Form follows function. Chrysler discredited that maxim with the aerodynamic Airflow of 1934. It was a disappointment both in appearance and in the marketplace, but Alex Tremulis, of Briggs Manufacturing's styling department, believed a couple of streamlined show cars -- including the 1941 Chrysler Thunderbolt Roadster -- would help restore Chrysler's reputation.
The cars would be constructed by Briggs-owned LeBaron in less than five months -- among the last cars built by the famous coachbuilder. The Golden Arrow and Thunderbolt land speed-record cars served as inspiration; "The Measured Mile Creates a New Motor Car" was the theme behind the two show cars.
In reality, neither car looked like its namesake. The Golden Arrow was renamed Newport at the last minute. A graceful dual-cowl phaeton, it would later pace the 1941 Indianapolis 500.
The Thunderbolt (named for Captain George Eyston's 357.5-mph record holder of 1938) was a two-door with retractable metal top. Pushbuttons controlled the hidden headlights, windows, rear deck, and top.
The Thunderbolt featured a full-envelope body with ribbed rocker panels inspired by Budd streamliner trains.
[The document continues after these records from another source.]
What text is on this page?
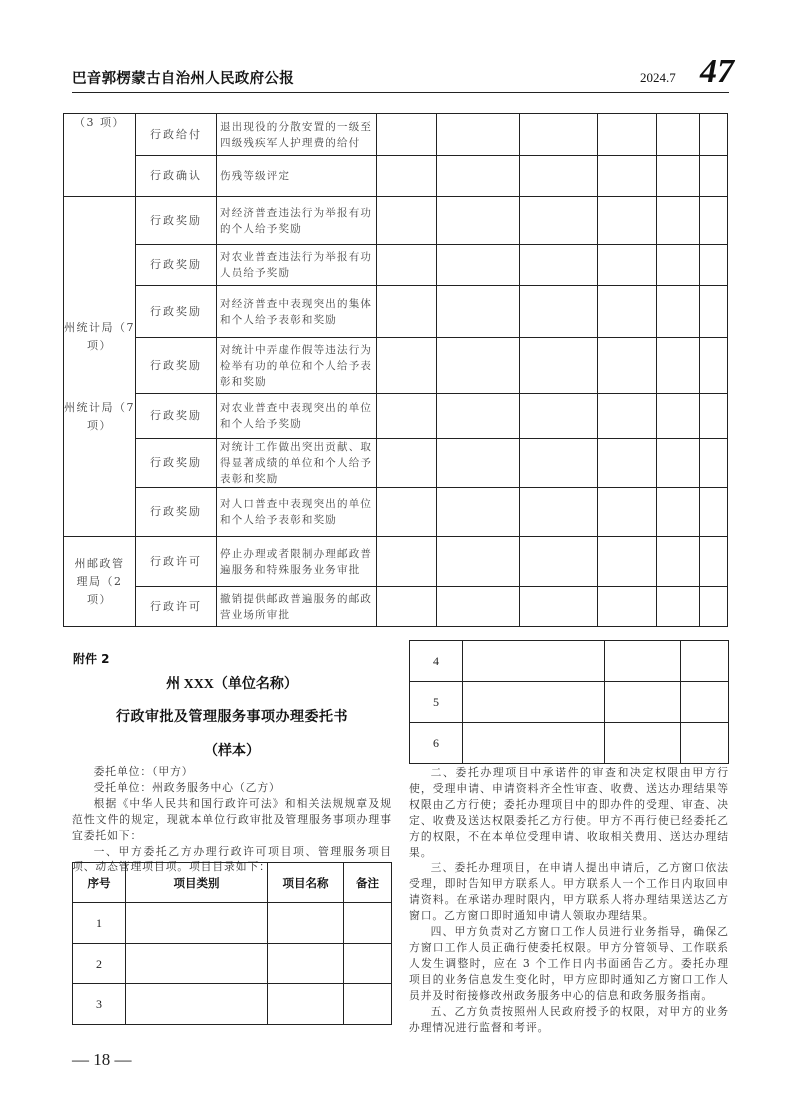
巴音郭楞蒙古自治州人民政府公报	2024.7 47
（3 项）	行政给付	退出现役的分散安置的一级至四级残疾军人护理费的给付						
	行政确认	伤残等级评定						

州统计局（7 项）
州统计局（7 项）	行政奖励	对经济普查违法行为举报有功的个人给予奖励						
	行政奖励	对农业普查违法行为举报有功人员给予奖励						
	行政奖励	对经济普查中表现突出的集体和个人给予表彰和奖励						
	行政奖励	对统计中弄虚作假等违法行为检举有功的单位和个人给予表彰和奖励						
	行政奖励	对农业普查中表现突出的单位和个人给予奖励						
	行政奖励	对统计工作做出突出贡献、取得显著成绩的单位和个人给予表彰和奖励						
	行政奖励	对人口普查中表现突出的单位和个人给予表彰和奖励						
州邮政管理局（2 项）	行政许可	停止办理或者限制办理邮政普遍服务和特殊服务业务审批						
	行政许可	撤销提供邮政普遍服务的邮政营业场所审批						
附件 2
州 XXX（单位名称）
行政审批及管理服务事项办理委托书
（样本）
委托单位：（甲方）
受托单位：州政务服务中心（乙方）
根据《中华人民共和国行政许可法》和相关法规规章及规范性文件的规定，现就本单位行政审批及管理服务事项办理事宜委托如下：
一、甲方委托乙方办理行政许可项目项、管理服务项目项、动态管理项目项。项目目录如下：
序号	项目类别	项目名称	备注
1			
2			
3			
4			
5			
6			
二、委托办理项目中承诺件的审查和决定权限由甲方行使，受理申请、申请资料齐全性审查、收费、送达办理结果等权限由乙方行使；委托办理项目中的即办件的受理、审查、决定、收费及送达权限委托乙方行使。甲方不再行使已经委托乙方的权限，不在本单位受理申请、收取相关费用、送达办理结果。
三、委托办理项目，在申请人提出申请后，乙方窗口依法受理，即时告知甲方联系人。甲方联系人一个工作日内取回申请资料。在承诺办理时限内，甲方联系人将办理结果送达乙方窗口。乙方窗口即时通知申请人领取办理结果。
四、甲方负责对乙方窗口工作人员进行业务指导，确保乙方窗口工作人员正确行使委托权限。甲方分管领导、工作联系人发生调整时，应在 3 个工作日内书面函告乙方。委托办理项目的业务信息发生变化时，甲方应即时通知乙方窗口工作人员并及时衔接修改州政务服务中心的信息和政务服务指南。
五、乙方负责按照州人民政府授予的权限，对甲方的业务办理情况进行监督和考评。
— 18 —
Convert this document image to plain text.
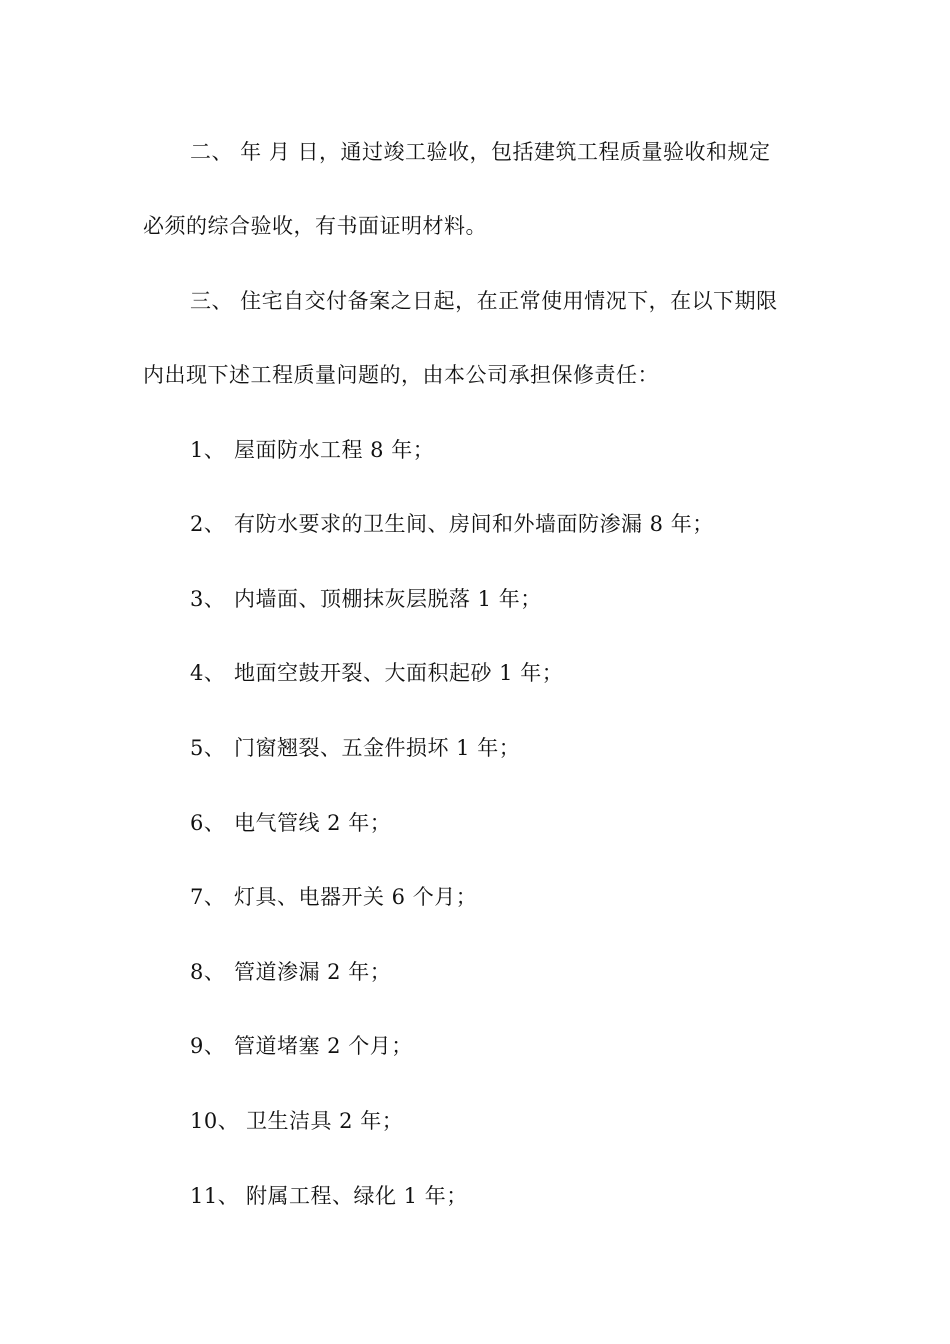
二、 年 月 日，通过竣工验收，包括建筑工程质量验收和规定
必须的综合验收，有书面证明材料。
三、 住宅自交付备案之日起，在正常使用情况下，在以下期限
内出现下述工程质量问题的，由本公司承担保修责任：
1、 屋面防水工程 8 年；
2、 有防水要求的卫生间、房间和外墙面防渗漏 8 年；
3、 内墙面、顶棚抹灰层脱落 1 年；
4、 地面空鼓开裂、大面积起砂 1 年；
5、 门窗翘裂、五金件损坏 1 年；
6、 电气管线 2 年；
7、 灯具、电器开关 6 个月；
8、 管道渗漏 2 年；
9、 管道堵塞 2 个月；
10、 卫生洁具 2 年；
11、 附属工程、绿化 1 年；
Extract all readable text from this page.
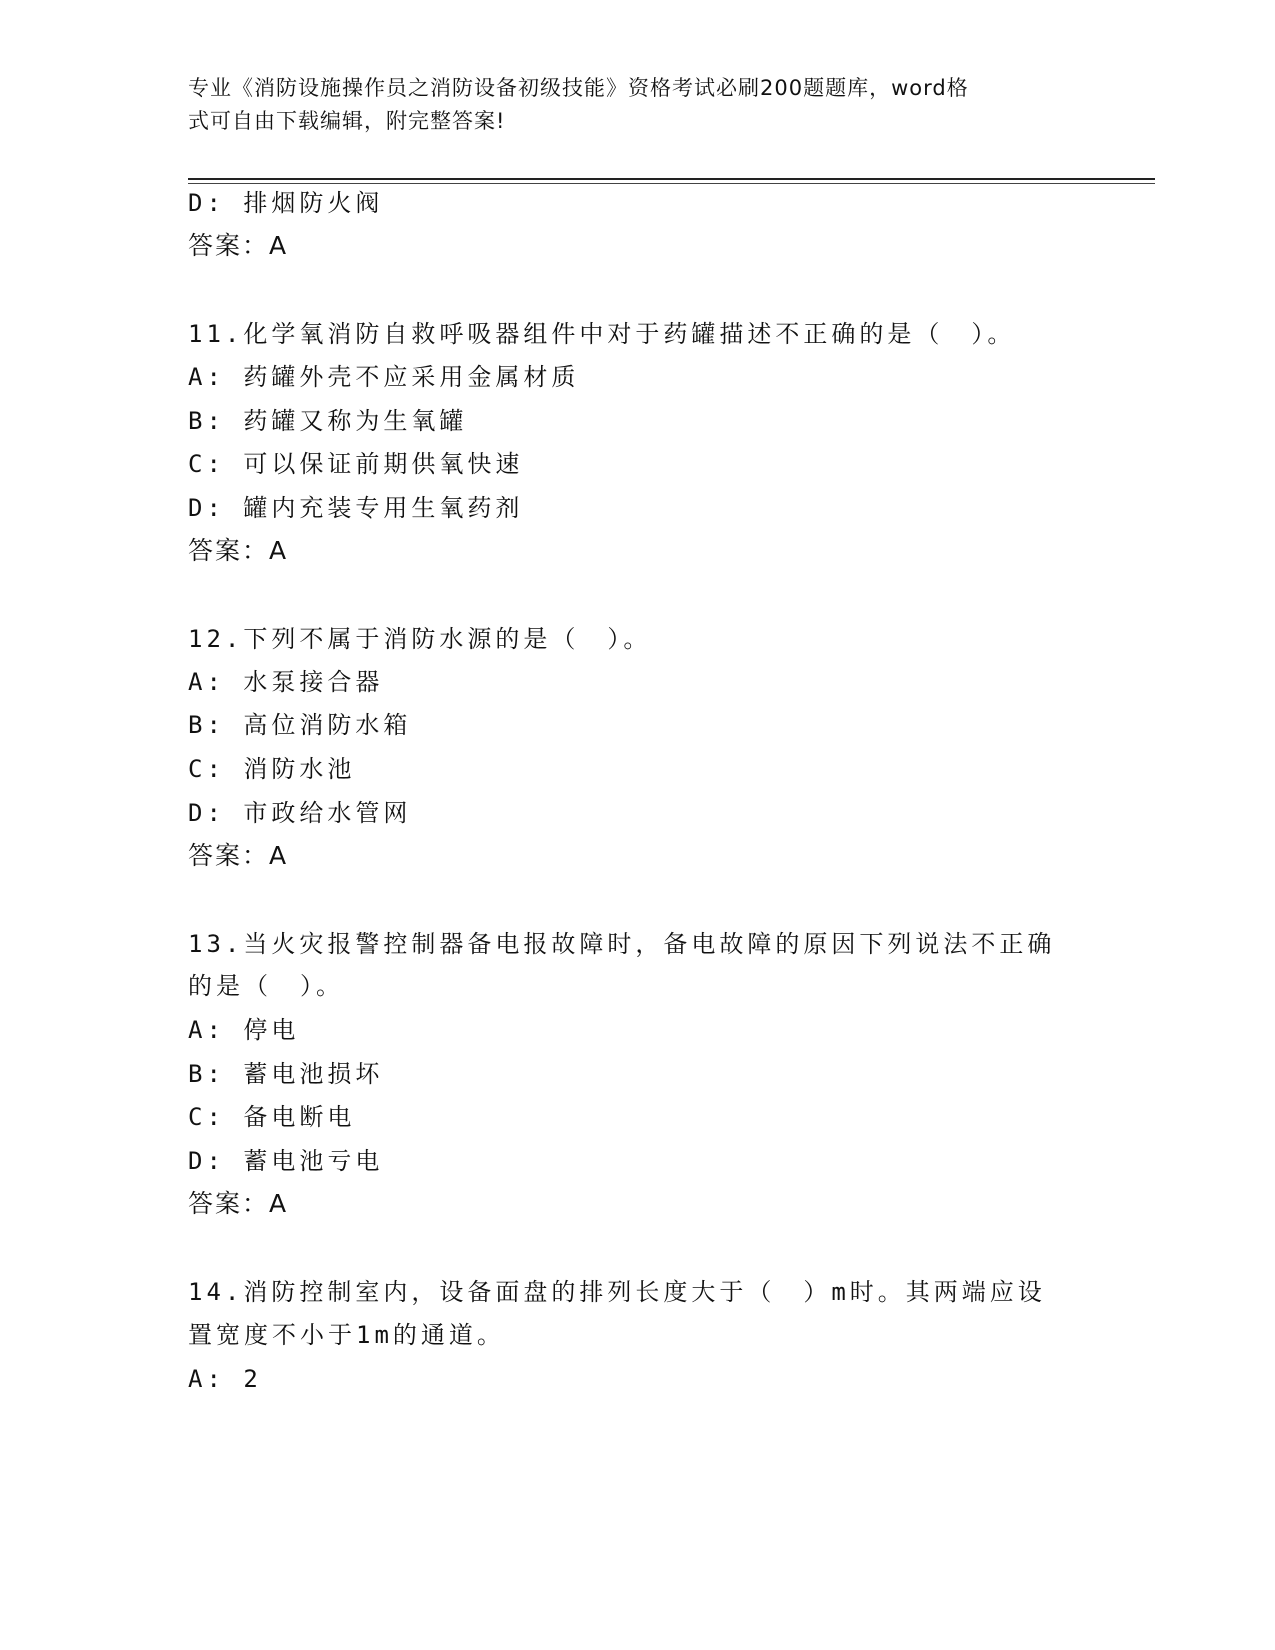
专业《消防设施操作员之消防设备初级技能》资格考试必刷200题题库，word格
式可自由下载编辑，附完整答案!
D: 排烟防火阀
答案：A
11.化学氧消防自救呼吸器组件中对于药罐描述不正确的是（　）。
A: 药罐外壳不应采用金属材质
B: 药罐又称为生氧罐
C: 可以保证前期供氧快速
D: 罐内充装专用生氧药剂
答案：A
12.下列不属于消防水源的是（　）。
A: 水泵接合器
B: 高位消防水箱
C: 消防水池
D: 市政给水管网
答案：A
13.当火灾报警控制器备电报故障时，备电故障的原因下列说法不正确
的是（　）。
A: 停电
B: 蓄电池损坏
C: 备电断电
D: 蓄电池亏电
答案：A
14.消防控制室内，设备面盘的排列长度大于（　）m时。其两端应设
置宽度不小于1m的通道。
A: 2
The curved-glass windshield was the largest attempted at that time. The wraparound grille bar influenced the later Chrysler "harmonica" grille and hidden headlights turned up on 1942 DeSotos.
A standard 1941 New Yorker/Saratoga chassis was used with an Imperial 143-horsepower L-head straight-eight mated to Fluid Drive, a torque converter that could be used to eliminate most shifting and clutch work. The system was smooth but sluggish.
The first Chrysler Thunderbolt was completed in time for the New York Auto Show. Five more followed with slight trim variations and were shown across the country. All were eventually sold at prices starting at $6,000.